En matière de personnages récurrents dans le polar,
Jussi Adler-Olsen est de ceux qui ont le plus marqué les esprits, il n'y a pas photo. Déjà sept romans qui mettent en scène les protagonistes inoubliables que sont Carl, Assad et Rose, où l'auteur a pris l'habitude de distiller avec parcimonie les éléments de leurs passés (de manière assez sadique, parfois).
La grande différence d'avec ses six écrits précédents est que, cette fois-ci, Adler-Olsen balance du lourd sur l'un des trois personnages. le lecteur fidèle n'est pas habitué à tant de révélations, on sent la fin de la série poindre le bout de son nez (il devrait y avoir dix romans en tout).
L'auteur prend bien soin de toujours trouver une enquête sensiblement différente des précédentes, il en profite pour égratigner les travers de notre société actuelle (et ce qu'il met en évidence au sein du Danemark fonctionne tout aussi bien en France).
Cette fois-ci, il dresse le portrait d'une certaine catégorie d'assistés. Si vous pensiez accoler « immigrés » à ce terme, vous avez tout faux. Ce sont plutôt ces jeunes bimbos, bonnes à rien, nourries à la télé-réalité, et qui ne comprennent pas pourquoi elles ne sont pas également riches et célèbres. D'ici là, elle profitent sans vergogne des aides de l'État. Souriez, vous êtes recadrés.
L'écrivain danois fait d'ailleurs dire à l'un de ses personnages que nous sommes maintenant confrontés à la première génération moins éduquée que celle de nos parents. A méditer quoi qu'un peu caricatural sans doute. Mais cet instantané d'une partie de notre société est plutôt bien vu. Je peux vous assurer que vous aurez très vite envie de distribuer des baffes à ces personnages-là, même si vous êtes habituellement non violents comme moi…
Cette triste photo de profil sociétale prend une autre tournure lorsque certains meurtres font leur apparition. Au point de faire tourner le récit au vaudeville mortifère.
Je dois avouer que c'est le premier des épisodes mettant en scène le département V de la police danoise que je trouve un ton en dessous des autres. le grand fan de la série que je suis aura apprécié de retrouver les personnages qui sont devenus de vraies connaissances, mais le fait de braquer la lumière sur l'un des trois a fait que les deux autres semblent un peu pâles.
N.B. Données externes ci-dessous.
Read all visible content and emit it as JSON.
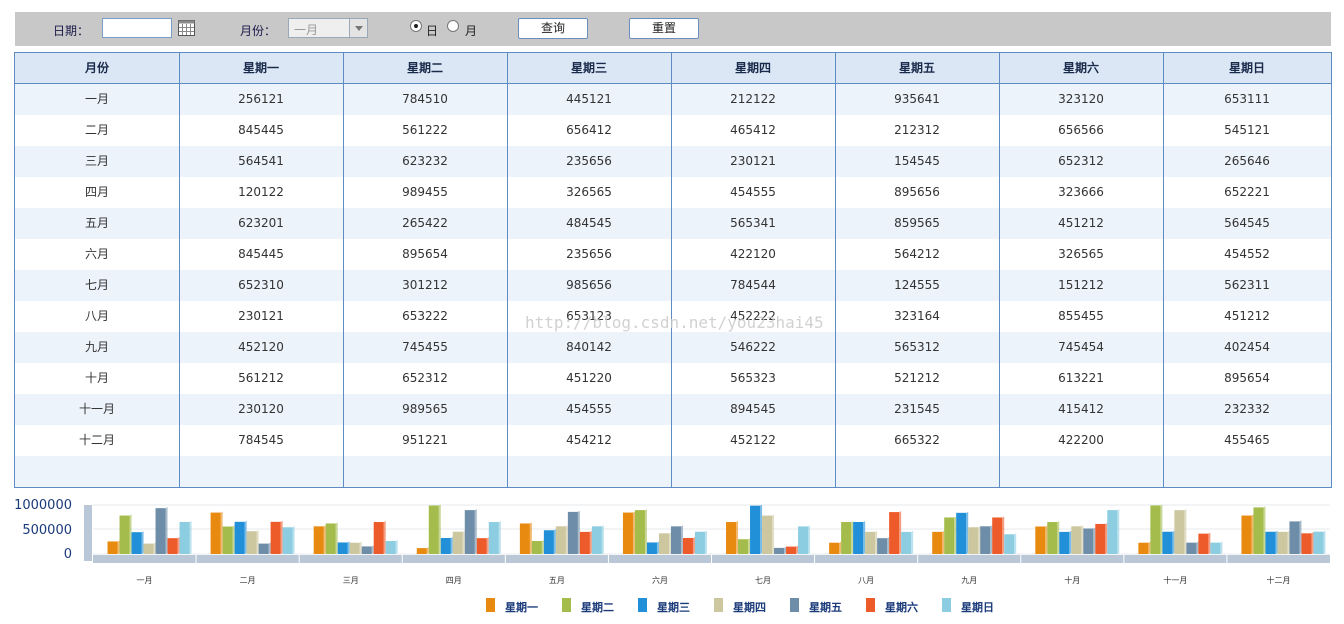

Et puis, une fois la surprise passée concernant le thème du roman, j'ai trouvé que l'auteur faisait parfois traîner un peu trop en longueur une intrigue qui aurait pu être un peu plus ramassée, et que quelques scènes tournaient au grotesque.
Mais
Jussi Adler-Olsen reste fidèle à lui-même et, au moment de la photo finish, on se dit que ses personnages et lui sont toujours aussi uniques. Avec
Selfies, sa manière originale de dénoncer les travers du monde actuel fonctionne encore, tout comme son humour si personnel. Clairement, si vous avez lu les précédents (et il faut les avoir lus pour vraiment apprécier ce qui arrive à l'un des protagonistes), le rendez-vous annuel avec Adler-Olsen reste un incontournable.